​​

Marchés : le choc pétrolier représente-t-il un risque ?

Analyse de marché - 30.05.2016

Chaque nouvelle progression des prix du baril d’or noir exacerbera les inquiétudes

Après avoir chutés de 75% entre juin 2014 et février 2016, les prix du baril de pétrole viennent de s'accroître de 95% en quatre mois à peine, passant de 26 à 50 dollars le baril.

 

La première phase du mouvement avait emporté les taux d'inflation annuel vers de très faibles niveaux, parfois négatifs pour certains pays développés. Dans les pays émergents, la forte croissance des prix résiduelle était soit liée à des problèmes spécifiques, comme la hausse des prix alimentaires en Chine ou des prix administrés au Brésil, soit la conséquence de la large dépréciation des devises.

 

Désormais, les indices de prix à la consommation sont en train de rebondir dans la plupart des pays et cette situation devrait s'accélérer au cours des prochains trimestres. Les États-Unis et l'Europe n'échappent pas à cette tendance, pour deux raisons principales. Premièrement, les rythmes de croissance de ces pays sont en ligne avec leur potentiel, voire au-dessus, ce qui implique un output gap neutre à positif et, in fine une tension progressive sur l'indice des prix sous-jacent. Deuxièmement, les prix énergétiques qui avaient, à eux-seuls, fait reculer l'inflation globale de -2% aux États-Unis et de -1% en Zone Euro, les feront bientôt progresser de respectivement +1% et +0.5%. Le pic d'inflation globale sera visible en février 2017. Il devrait atteindre 3% outre-Atlantique.

L'environnement désinflationniste provoqué par la contraction des prix énergétiques avait créé un effet de richesse pour les pays importateurs nets d'hydrocarbures. A contrario, le choc pétrolier qui prend place depuis février est en train d'alourdir leur facture énergétique, amputant le pouvoir d'achat des ménages et rognant les fonds propres destinés à l'investissement dans les entreprises. La croissance mondiale en souffrira inévitablement, même si elle accélèrera légèrement au second semestre, grâce au soutien des politiques budgétaires et à l'assouplissement monétaire observé en-dehors des États-Unis.

 

Après s'être inquiétés du risque déflationniste en début d'année, les investisseurs pourraient momentanément s'alarmer de cette accélération des prix, générant de la volatilité sur les marchés financiers. Les anticipations de hausses de taux par la Réserve Fédérale américaine (Fed) et les anticipations d'inflation demeurent trop basses.

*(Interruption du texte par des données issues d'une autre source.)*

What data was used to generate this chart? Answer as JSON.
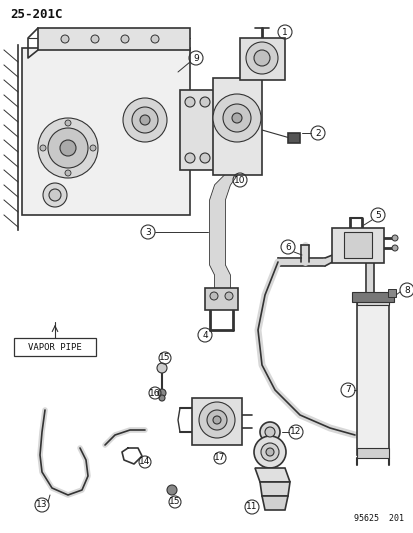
{
  "title_code": "25-201C",
  "footer_code": "95625  201",
  "bg_color": "#ffffff",
  "line_color": "#333333",
  "label_color": "#111111",
  "fig_width": 4.14,
  "fig_height": 5.33,
  "dpi": 100,
  "vapor_pipe_label": "VAPOR PIPE",
  "part_numbers": [
    1,
    2,
    3,
    4,
    5,
    6,
    7,
    8,
    9,
    10,
    11,
    12,
    13,
    14,
    15,
    16,
    17
  ]
}
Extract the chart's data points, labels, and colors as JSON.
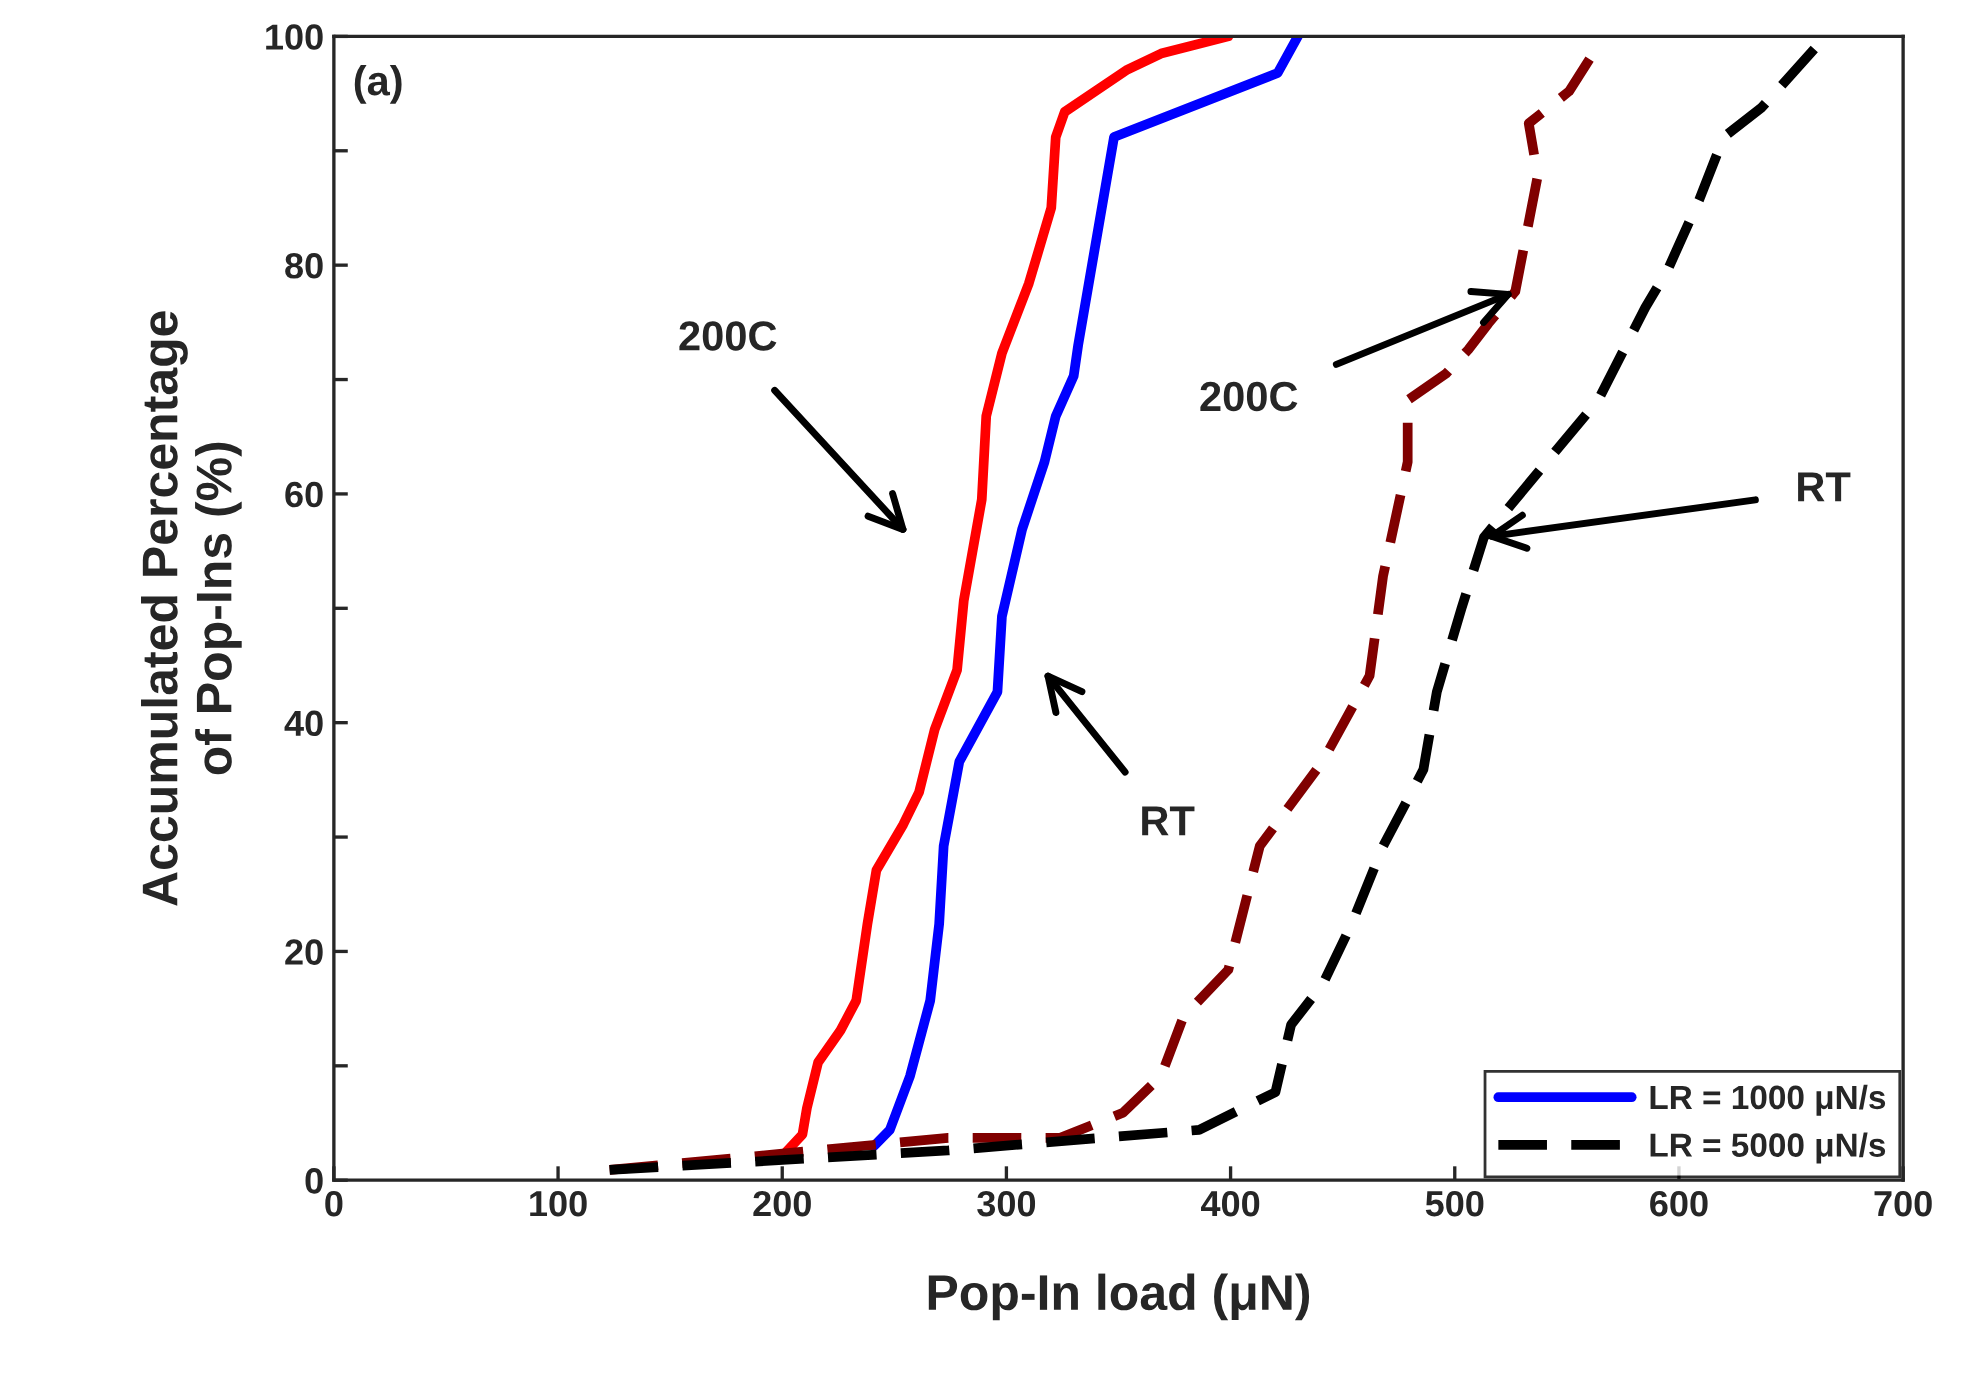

Le marché des swaps prévoit une seule hausse de 25 points de base des Fed Funds rates en 2016, contre deux selon notre scénario. Les breakeven rates à 10 ans pointent à 1.6% aux Etats-Unis et 1.0% en Allemagne. Le rebond de ces indicateurs, plus rapide ou plus fort que prévu, engendrera une progression des rendements et, mécaniquement, une contre-performance des investissements obligataires. De la même manière, l'incertitude générée par une politique d'helicopter money pourrait faire remonter la prime de terme. Toutefois, cette contre-performance des rendements obligataires pourrait n'être que temporaire. Passé le pic de février 2017, la croissance annuelle des prix reviendra promptement à un niveau correct, compris entre 1% en Zone Euro et 2% aux États-Unis.

L'impact sur les marchés d'actions dépendra du discours qui sera associé aux décisions de la Fed. Si les investisseurs sont rassurés, les actions résisteront. À l'inverse, s'ils estiment que Janet Yellen durcit trop vigoureusement les conditions de crédit et qu'elle risque d'affaiblir la croissance des profits, alors les multiples de valorisation se contracteront.

Sur le marché des devises, le dollar profitera mécaniquement de chaque resserrement de politique monétaire pour gagner du terrain, malgré sa surévaluation actuelle.

Gardons à l'esprit que chaque nouvel accroissement des prix pétroliers exacerbera les inquiétudes et les risques financiers associés. C'est pour cette raison que la thématique d'inflation doit être au cœur de nos préoccupations économiques et stratégiques à l'approche de cette deuxième moitié d'année.